William Anastasi exhaling, then inhaling

July 4 – August 14, 2026
Paris - Matignon
Dove Bradshaw



Galerie Jocelyn Wolff is honored to present a memorial exhibition of William Anastasi, one of the founders of Minimal and Conceptual Art in the 1960s. Anastasi died in November 2023 at age of ninety. Introducing the gallery’s fifth solo exhibition is his 2008 bronze life-cast after a 1968 self-portrait where Marina Mahler observed, “One eye looks inward while the other looks outward.” This inward/outward gaze focuses awareness on the ever present and simultaneously backwards towards groundbreaking explorations that claimed the space in which they appeared, not just in a museum, gallery, or collector’s home, but on a billboard, a bus shelter, or simply a page in a book. Celebrating “The Here and the Now,” Anastasi discovered acres of diamonds in our own backyard.



Beginning with the Wall Removals, 1965-1967, Anastasi transformed the wall into sculpture. You’re Through, 1965 consists of a 9’ (22.86 cm) oval cut down to the studs and wood lathe, the debris piled on a shelf spanning the cavity. Originally done in a Madison Avenue advertising agency, this is the first time it has been recreated. The 60s clients seeing something never done before either thought the agency had “lost its mind or had unlimited imagination.” Issue,1966, in which 4.5” of the white-coat of plaster is removed from ceiling to floor, the debris piled perpendicularly at its base, additionally initiated wall to floor engagement. Anastasi’s objet trouvé was the wall itself.

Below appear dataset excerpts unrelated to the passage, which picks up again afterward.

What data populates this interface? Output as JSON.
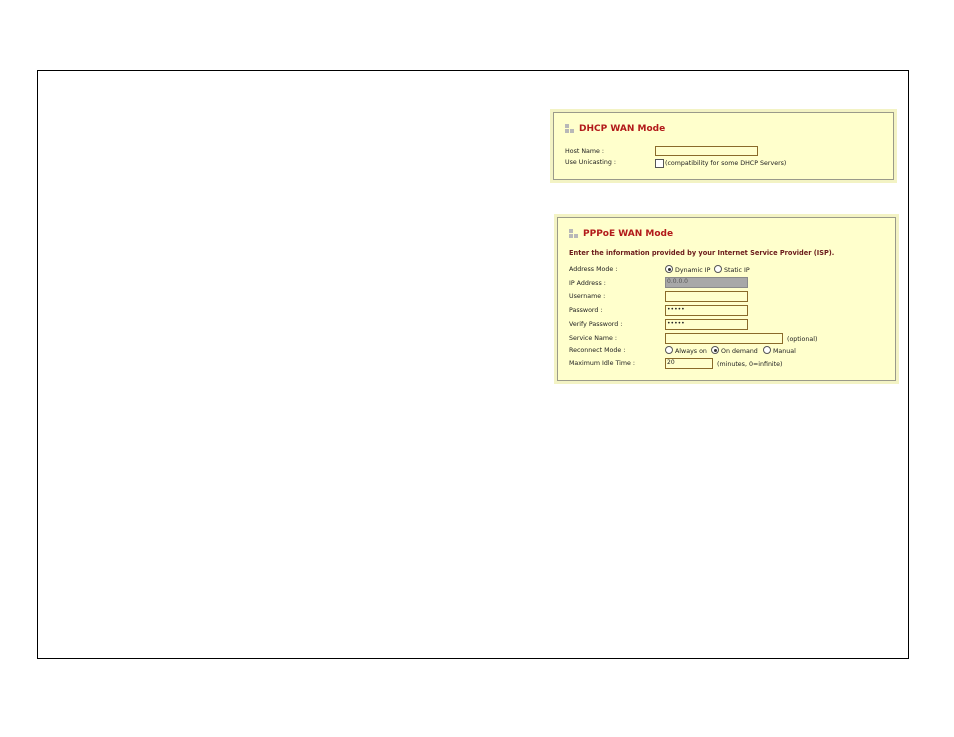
{
  "dhcp": {
    "title": "DHCP WAN Mode",
    "host_name_label": "Host Name :",
    "host_name_value": "",
    "unicasting_label": "Use Unicasting :",
    "unicasting_note": "(compatibility for some DHCP Servers)",
    "unicasting_checked": false
  },
  "pppoe": {
    "title": "PPPoE WAN Mode",
    "intro": "Enter the information provided by your Internet Service Provider (ISP).",
    "address_mode_label": "Address Mode :",
    "address_mode_options": [
      "Dynamic IP",
      "Static IP"
    ],
    "address_mode_selected": "Dynamic IP",
    "ip_address_label": "IP Address :",
    "ip_address_value": "0.0.0.0",
    "username_label": "Username :",
    "username_value": "",
    "password_label": "Password :",
    "password_value": "•••••",
    "verify_password_label": "Verify Password :",
    "verify_password_value": "•••••",
    "service_name_label": "Service Name :",
    "service_name_value": "",
    "service_name_note": "(optional)",
    "reconnect_mode_label": "Reconnect Mode :",
    "reconnect_mode_options": [
      "Always on",
      "On demand",
      "Manual"
    ],
    "reconnect_mode_selected": "On demand",
    "max_idle_label": "Maximum Idle Time :",
    "max_idle_value": "20",
    "max_idle_note": "(minutes, 0=infinite)"
  },
  "colors": {
    "panel_background": "#ffffcc",
    "title_color": "#b21a1a",
    "field_border": "#8a6a2a"
  }
}
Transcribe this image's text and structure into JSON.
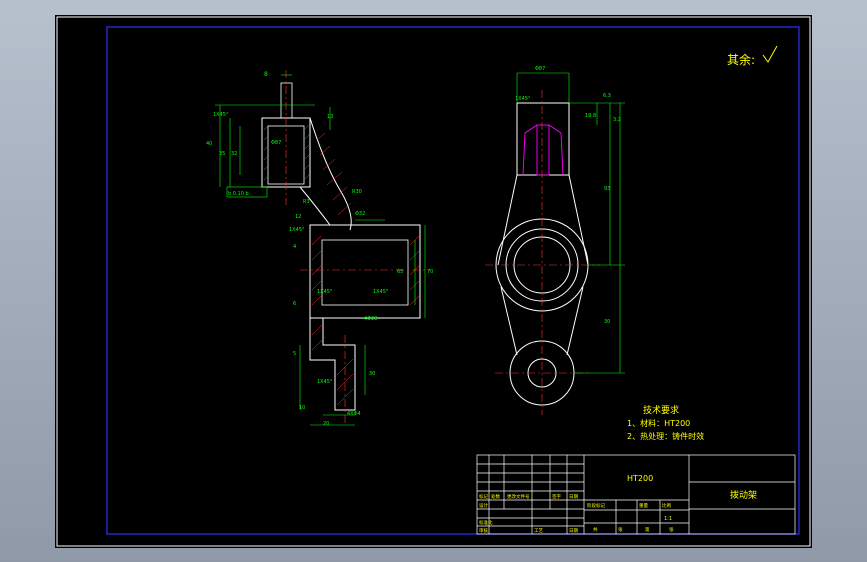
{
  "drawing": {
    "roughness_note": "其余:",
    "tech_req_title": "技术要求",
    "tech_req_items": [
      "1、材料：HT200",
      "2、热处理：铸件时效"
    ],
    "title_block": {
      "material": "HT200",
      "part_name": "拨动架",
      "scale": "1:1",
      "header_cells": [
        "标记",
        "处数",
        "更改文件号",
        "签字",
        "日期"
      ],
      "row_labels": [
        "设计",
        "标准化",
        "审核",
        "工艺",
        "日期"
      ],
      "stage_cells": [
        "阶段标记",
        "重量",
        "比例"
      ],
      "sheet_cells": [
        "共",
        "张",
        "第",
        "张"
      ]
    },
    "dimensions": {
      "top_slot_width": "8",
      "chamfer_1": "1X45°",
      "chamfer_2": "1X45°",
      "chamfer_3": "1X45°",
      "chamfer_4": "1X45°",
      "chamfer_5": "1X45°",
      "chamfer_6": "1X45°",
      "hole_dia": "Φ87",
      "height_40": "40",
      "height_35": "35",
      "height_32": "32",
      "height_13": "13",
      "tol_label": "b 0.10 b",
      "radius_r30": "R30",
      "r3": "R3",
      "depth_12": "12",
      "dia_32": "Φ32",
      "dim_4": "4",
      "dim_6": "6",
      "dim_10": "10",
      "dim_20": "20",
      "dim_70": "70",
      "dim_65": "65",
      "dim_30": "30",
      "dim_5": "5",
      "dim_93": "93",
      "dim_19": "19.8",
      "dim_6_3": "6.3",
      "dim_bottom": "4XΦ4",
      "dim_r28": "4Φ28",
      "dim_3_2": "3.2"
    }
  }
}
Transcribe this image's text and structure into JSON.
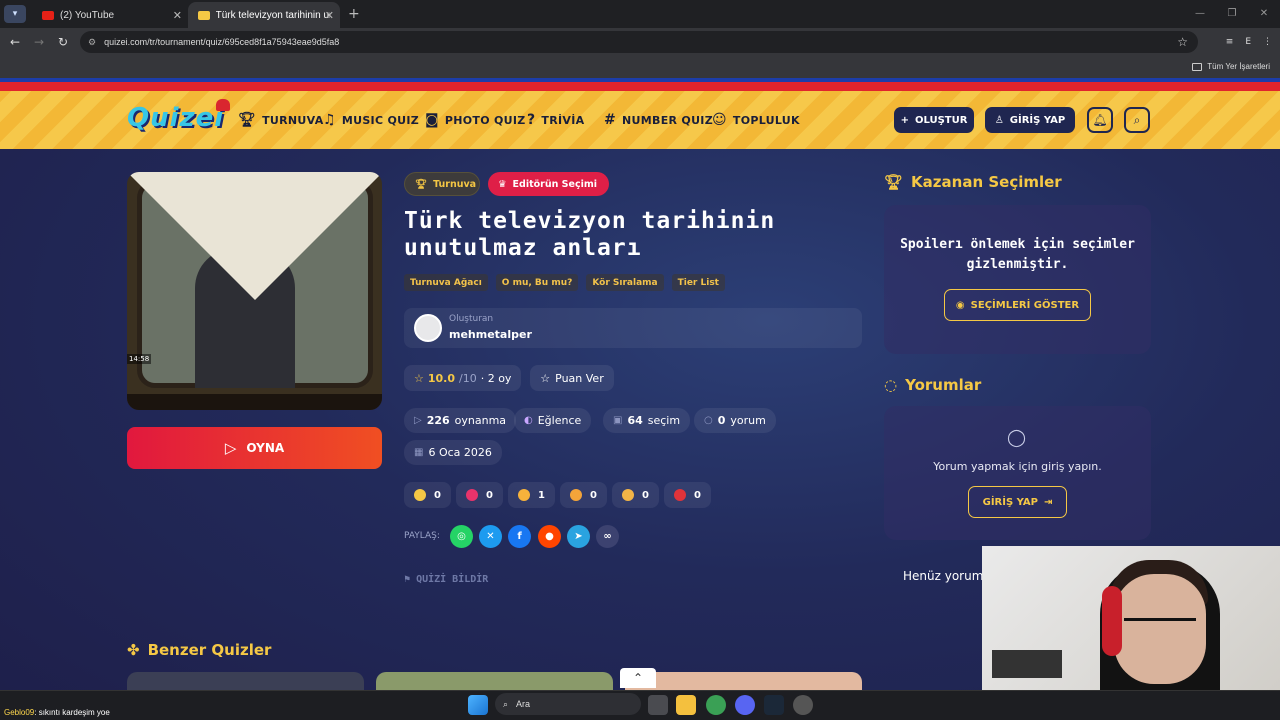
{
  "browser": {
    "tabs": [
      {
        "label": "(2) YouTube",
        "active": false
      },
      {
        "label": "Türk televizyon tarihinin unutul",
        "active": true
      }
    ],
    "url": "quizei.com/tr/tournament/quiz/695ced8f1a75943eae9d5fa8",
    "bookmarks_folder": "Tüm Yer İşaretleri",
    "profile_initial": "E"
  },
  "header": {
    "logo": "Quizei",
    "nav": [
      {
        "label": "TURNUVA",
        "icon": "trophy-icon"
      },
      {
        "label": "MUSIC QUIZ",
        "icon": "music-note-icon"
      },
      {
        "label": "PHOTO QUIZ",
        "icon": "camera-icon"
      },
      {
        "label": "TRİVİA",
        "icon": "question-bubble-icon"
      },
      {
        "label": "NUMBER QUIZ",
        "icon": "hash-icon"
      },
      {
        "label": "TOPLULUK",
        "icon": "users-icon"
      }
    ],
    "create_label": "OLUŞTUR",
    "login_label": "GİRİŞ YAP"
  },
  "quiz": {
    "badge_tournament": "Turnuva",
    "badge_editor": "Editörün Seçimi",
    "title": "Türk televizyon tarihinin unutulmaz anları",
    "modes": [
      "Turnuva Ağacı",
      "O mu, Bu mu?",
      "Kör Sıralama",
      "Tier List"
    ],
    "creator_label": "Oluşturan",
    "creator_name": "mehmetalper",
    "rating_score": "10.0",
    "rating_total": "/10",
    "rating_age": "· 2 oy",
    "rate_label": "Puan Ver",
    "stats": {
      "plays": "226",
      "plays_label": "oynanma",
      "category": "Eğlence",
      "choices": "64",
      "choices_label": "seçim",
      "comments": "0",
      "comments_label": "yorum",
      "date": "6 Oca 2026"
    },
    "reactions": [
      {
        "emoji": "thumbs-up-icon",
        "count": "0"
      },
      {
        "emoji": "heart-icon",
        "count": "0"
      },
      {
        "emoji": "laugh-icon",
        "count": "1"
      },
      {
        "emoji": "surprised-icon",
        "count": "0"
      },
      {
        "emoji": "sad-icon",
        "count": "0"
      },
      {
        "emoji": "angry-icon",
        "count": "0"
      }
    ],
    "share_label": "PAYLAŞ:",
    "report_label": "QUİZİ BİLDİR",
    "play_label": "OYNA",
    "thumb_time": "14:58"
  },
  "sidebar": {
    "winners_title": "Kazanan Seçimler",
    "spoiler_text": "Spoilerı önlemek için seçimler gizlenmiştir.",
    "show_choices_label": "SEÇİMLERİ GÖSTER",
    "comments_title": "Yorumlar",
    "comments_prompt": "Yorum yapmak için giriş yapın.",
    "comments_login": "GİRİŞ YAP",
    "no_comments": "Henüz yorum"
  },
  "similar": {
    "title": "Benzer Quizler"
  },
  "taskbar": {
    "search_placeholder": "Ara",
    "chat_user": "Geblo09",
    "chat_message": ": sıkıntı kardeşim yoe"
  },
  "colors": {
    "accent": "#f5c845",
    "play_red": "#e1183e",
    "editor_red": "#df1f47",
    "nav_dark": "#1f2650"
  }
}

Next, Continuum, 1968 premiered at Dwan Gallery, New York, here occupies a three sided alcove in which photographs including a portion of the ceiling and the floor are taken sequentially of what a mirror would see. Each shot features a central column around which the three images pivot. The first one is blown up to 5’ x 4’ (12.7x10.16cm) and wallpapered onto the opposite wall it had mirrored. The second photograph captures the first appearing in reduced size at a distance and is papered onto its opposite wall. The third photograph includes the view here into the room of the Wall Removals and is papered opposite in the middle of the alcove. In the 60s Anastasi declared “The wall is the sacred burial ground of painting” making it his subject and that it was “Bomb Art” as the fear of nuclear annihilation was front of mind and all we had was the present. In 1968 in yet another medium, 8 live video cameras and 8 monitors trained on the 8 corners in any given room was conceived yet never realized though a single sculpture had been shown at Dwan in 1968. In this installation it will be half-realized in yet another existential focus defining the space.



The fourth room concludes the brief survey of this philosopher artist beginning with his 1967 READING A LINE ON A WALL brilliantly activating Duchamp’s remark that the viewer completes the work. Plastic Coincident, 1966, one of his earliest and iconic pieces crystallizes this exhibition where a black and white photograph (using a cellphone instead of the original 4 x 5) is taken of a small sheet of plexiglass. Capturing the reflection of the room including the photographer, the image is silkscreened onto the plexiglas and rehung where it had been taken. A record of what was, becomes what is, when the viewer aligns the real-life reflection with the recorded one as the two-dimensional piece flips into color, and suddenly becomes three dimensional. The normally overlooked reflections become its subject. Throughout the exhibition the viewer is confronted here and there with the possibility of discovering “The Here and the Now.”



The four Earth Artists of Dwan who originated the movement, De Maria, Heizer, Ross and Smithson were driven to the great American West as Anastasi had thoroughly exhausted the gallery space in sculpture, photography, video and language art.

Celebrated art historian Thomas McEvilley in Setting the Record Straight: William Anastasi and the History of Conceptual Art, 2001, assigns William Anastasi a prominent place among the protagonists of Conceptual Art, a deserved position that art history in its selective narrative has long failed to acknowledge. Though in the decades since an ever-growing cognoscente recognizes that his ideas and works in sculpture, painting, photography, video, performance, theater and film not only were prescient but are ever present.



- Dove Bradshaw

Born in New York in 1949, Dove Bradshaw is an American artist and was William Anastasi’s partner then wife for fifty years. Through her testimony, writings, and curatorial work, she has made a significant contribution to the assessment of his oeuvre since 1979, developing exhibitions in museums and galleries across Europe and the United States and, now, through this ninth solo exhibition, further advancing recognition of his essential place in the history of Conceptual Art.